A educação a distância (EAD) vem, a cada ano, ganhando mais espaço como porta de entrada para o ensino superior de muitos brasileiros. Para se ter uma ideia do crescimento da modalidade, o último Censo da Educação Superior, divulgado pelo Ministério da Educação em setembro, aponta cerca de 1,7 milhão de brasileiros estudando através da educação a distância, representando 21% das matrículas totais do ensino superior no Brasil. Em 2006, esse percentual era de apenas 4,2%.

“Muitos fatores colaboram para o crescimento da educação a distância. Os avanços tecnológicos, a qualidade de ensino, a rotina agitada, a importância da profissionalização e capacitação em um mercado de trabalho competitivo são alguns deles”, afirma Janes Fidélis, pró-reitor de Ensino da EAD Unicesumar.

Mas a responsabilidade por esse crescimento não para por aí. Flexibilidade de horários, autonomia e preço mais acessível estão entre as principais vantagens para quem opta por essa modalidade. É o caso da estudante de Design de Interiores, Rebeca Panaro Scarpeline, que encontrou, na EAD, o caminho para conciliar trabalho e estudo. “Eu sempre me interessei pelo design, porém não poderia deixar de trabalhar para me dedicar a essa área. Assim, encontrei na EAD o caminho ideal. Hoje consigo organizar meu tempo entre estudos, trabalho e cuidados com a minha família. Além disso, a interação com estudantes de todo o Brasil permite uma troca cultural muito rica para o aprendizado”, conclui Rebeca.

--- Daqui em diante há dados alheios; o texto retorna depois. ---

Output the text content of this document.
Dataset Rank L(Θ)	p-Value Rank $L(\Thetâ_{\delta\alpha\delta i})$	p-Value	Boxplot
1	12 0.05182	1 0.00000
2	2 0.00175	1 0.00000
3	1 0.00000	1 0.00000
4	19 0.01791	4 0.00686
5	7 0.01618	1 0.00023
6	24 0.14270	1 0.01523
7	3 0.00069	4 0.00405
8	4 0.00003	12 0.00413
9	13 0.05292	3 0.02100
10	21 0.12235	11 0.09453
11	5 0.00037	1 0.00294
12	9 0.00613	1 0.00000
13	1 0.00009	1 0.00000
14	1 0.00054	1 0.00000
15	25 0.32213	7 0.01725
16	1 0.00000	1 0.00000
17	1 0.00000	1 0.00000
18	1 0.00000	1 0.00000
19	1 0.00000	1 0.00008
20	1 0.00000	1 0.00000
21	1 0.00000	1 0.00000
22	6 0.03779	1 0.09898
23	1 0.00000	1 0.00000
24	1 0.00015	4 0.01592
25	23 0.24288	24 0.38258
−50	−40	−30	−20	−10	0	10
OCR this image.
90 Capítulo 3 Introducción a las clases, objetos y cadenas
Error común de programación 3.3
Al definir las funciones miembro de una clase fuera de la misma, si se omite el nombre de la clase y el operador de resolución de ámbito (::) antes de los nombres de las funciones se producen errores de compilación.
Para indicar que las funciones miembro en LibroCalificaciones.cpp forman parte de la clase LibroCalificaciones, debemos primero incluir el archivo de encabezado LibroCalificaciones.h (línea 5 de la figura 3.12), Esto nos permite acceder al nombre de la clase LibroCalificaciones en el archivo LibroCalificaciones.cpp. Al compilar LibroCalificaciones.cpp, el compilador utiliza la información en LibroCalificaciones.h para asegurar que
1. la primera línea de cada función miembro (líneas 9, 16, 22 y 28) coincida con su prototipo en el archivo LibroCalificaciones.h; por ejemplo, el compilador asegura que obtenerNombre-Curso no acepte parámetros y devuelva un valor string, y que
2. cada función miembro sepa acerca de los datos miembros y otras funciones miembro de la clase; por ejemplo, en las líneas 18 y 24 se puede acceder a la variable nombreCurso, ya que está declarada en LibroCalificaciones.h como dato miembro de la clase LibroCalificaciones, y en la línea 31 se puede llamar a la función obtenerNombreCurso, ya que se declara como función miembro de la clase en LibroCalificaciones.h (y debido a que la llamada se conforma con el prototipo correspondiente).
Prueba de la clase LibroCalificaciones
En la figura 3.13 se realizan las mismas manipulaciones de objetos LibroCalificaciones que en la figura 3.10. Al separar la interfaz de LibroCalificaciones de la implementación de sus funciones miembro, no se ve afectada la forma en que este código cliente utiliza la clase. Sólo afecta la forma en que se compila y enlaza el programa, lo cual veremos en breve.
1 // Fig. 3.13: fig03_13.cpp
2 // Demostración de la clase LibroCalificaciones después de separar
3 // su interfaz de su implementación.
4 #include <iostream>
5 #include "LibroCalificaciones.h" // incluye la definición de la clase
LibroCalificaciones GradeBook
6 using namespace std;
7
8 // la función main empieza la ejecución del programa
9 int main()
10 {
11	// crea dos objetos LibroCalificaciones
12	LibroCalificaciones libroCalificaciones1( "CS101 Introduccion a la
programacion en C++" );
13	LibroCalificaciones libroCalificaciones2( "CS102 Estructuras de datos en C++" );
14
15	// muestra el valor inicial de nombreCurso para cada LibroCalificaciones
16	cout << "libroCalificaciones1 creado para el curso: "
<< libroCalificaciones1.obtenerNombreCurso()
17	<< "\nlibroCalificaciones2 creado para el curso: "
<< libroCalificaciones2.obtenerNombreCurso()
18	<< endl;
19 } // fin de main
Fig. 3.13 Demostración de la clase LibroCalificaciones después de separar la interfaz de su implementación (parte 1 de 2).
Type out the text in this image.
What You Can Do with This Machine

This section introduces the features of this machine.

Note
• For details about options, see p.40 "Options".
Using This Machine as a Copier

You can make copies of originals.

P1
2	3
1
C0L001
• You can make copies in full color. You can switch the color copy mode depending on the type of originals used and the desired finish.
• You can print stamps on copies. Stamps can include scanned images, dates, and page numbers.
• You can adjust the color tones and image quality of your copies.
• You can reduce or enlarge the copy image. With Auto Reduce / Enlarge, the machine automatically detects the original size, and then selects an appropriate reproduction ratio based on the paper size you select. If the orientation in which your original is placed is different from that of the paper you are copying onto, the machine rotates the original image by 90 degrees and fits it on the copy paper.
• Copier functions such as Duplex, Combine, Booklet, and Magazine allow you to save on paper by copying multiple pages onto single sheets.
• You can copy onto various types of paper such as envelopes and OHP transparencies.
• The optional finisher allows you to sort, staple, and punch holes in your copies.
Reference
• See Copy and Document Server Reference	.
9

A EAD também vem conquistando seu devido espaço no cenário empresarial. Para o professor Luciano Santana, coordenador do curso de Recursos Humanos da EAD Unicesumar, profissionais formados através da educação a distância desenvolvem habilidades requisitadas pelo mercado de trabalho. “As empresas estão, cada vez mais, exigindo colaboradores que são proativos, responsáveis, disciplinados e organizados com seu tempo. E essas são características desenvolvidas por estudantes da modalidade a distância”, analisa o coordenador.

Diploma, empregabilidade e salário 

Que atire a primeira pedra quem não aproveita o início de um novo ano para renovar os planos e colocar em prática desejos que não saíram do papel. E se o sonho é iniciar um curso superior, a notícia é boa e deve-se investir nesse objetivo. Uma pesquisa realizada pelo Banco BTC Pactual mostrou que pessoas com ensino superior ganham 2,8 vezes mais do que trabalhadores com apenas o ensino médio segundo relatório divulgado em março de 2019. Os dados foram colhidos da PNAD (Pesquisa Nacional por Amostra de Domicílios), divulgada pelo Instituto Brasileiro de Geografia e Estatística (IBGE).

O estudo ainda mostrou que a renda média das pessoas que concluíram a faculdade é de R$ 4,8 mil por mês durante o ano de 2018. Do outro lado, pessoas que concluíram apenas o ensino médio ganham cerca de R$ 1,7 mil por mês.

Outra comparação feita pelo IBGE de dados brasileiros com os das nações que integram a Organização para a Cooperação e o Desenvolvimento Econômico (OCDE), aponta que o Brasil (dentre os 46 países membros e filiados da OCDE) é o lugar onde ter um diploma aumenta mais as chances de empregabilidade e ter um melhor salário. Os dados são do relatório “Um Olhar sobre a Educação”, do organismo internacional, e integram a Síntese de Indicadores Sociais de 2018.